Más de 32 mil beneficiarios: Arrullos Antioquia transforma vidas desde la primera infancia

El programa Arrullos Antioquia continúa impactando positivamente la primera infancia en el departamento, con más de 32 mil participantes atendidos entre madres gestantes, lactantes, niños y niñas de 0 a 5 años, además de madres y cuidadoras. A través de su Línea de Acompañamiento Diferencial e Incluyente, ha identificado 387 niños y niñas con signos de alerta en su desarrollo o con discapacidad; de ellos, 26 han recibido acompañamiento personalizado para su tránsito educativo y 10 ya han ingresado a la educación formal.

Expusieron el caso de Irene Argáez Ramírez, una niña de cinco años que inició su primer día de clases en la Institución Educativa Rural Valentina Figueroa, ubicada en la vereda Pavón La Concentración de Urrao. La niña llegó acompañada de su madre y de una profesional especializada del programa, luego de un año de acompañamiento en casa que fortaleció sus habilidades comunicativas, sociales y de autonomía.

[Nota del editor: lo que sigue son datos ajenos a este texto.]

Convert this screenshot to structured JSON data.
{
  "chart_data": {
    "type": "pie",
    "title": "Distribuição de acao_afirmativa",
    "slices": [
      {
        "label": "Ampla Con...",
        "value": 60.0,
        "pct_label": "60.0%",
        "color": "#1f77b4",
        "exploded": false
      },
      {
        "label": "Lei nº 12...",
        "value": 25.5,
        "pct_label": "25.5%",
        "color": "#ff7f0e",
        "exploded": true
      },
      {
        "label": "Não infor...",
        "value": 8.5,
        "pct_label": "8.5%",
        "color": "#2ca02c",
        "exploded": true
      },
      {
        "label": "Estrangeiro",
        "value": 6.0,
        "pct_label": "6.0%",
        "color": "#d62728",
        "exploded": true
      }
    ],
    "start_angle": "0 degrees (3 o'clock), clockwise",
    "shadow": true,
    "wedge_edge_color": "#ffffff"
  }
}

Según informaron, Irene presentaba dificultades como caminar en puntillas, escaso contacto visual, sensibilidad al ruido y retos en la socialización. Gracias al proceso adelantado por Arrullos Antioquia, ha logrado avances significativos en su interacción con otras personas y en su capacidad para adaptarse a nuevos entornos. Su familia también recibió orientación para afrontar con mayor confianza el ingreso al sistema escolar.

Arrullos Antioquia es una estrategia de la Gobernación de Antioquia, liderada por la primera dama Susana Ochoa Henao y apoyada por la Unidad de Programas Sociales y la Secretaría de Salud e Inclusión Social. El programa busca fortalecer el desarrollo integral de la primera infancia y el bienestar de las familias a través de diferentes líneas de atención.

Entre sus acciones se destacan el acompañamiento diferencial e incluyente, liderado por educadores especiales que brindan apoyos grupales y personalizados; los encuentros educativos centrados en el juego, el arte y la literatura; y la línea Nutrición con Amor, mediante la cual se entregan paquetes alimentarios y se realiza seguimiento nutricional a niñas, niños y mujeres gestantes.

El acompañamiento también incluye procesos de sensibilización y cualificación dirigidos a los docentes de las instituciones educativas que reciben a estos estudiantes, con el fin de implementar los ajustes necesarios y promover una inclusión efectiva. De esta manera, el tránsito de la primera infancia a la educación formal se convierte en una oportunidad real de crecimiento, demostrando que cuando se articulan familia, comunidad educativa e institucionalidad, se generan transformaciones significativas en la vida de los niños y sus familias.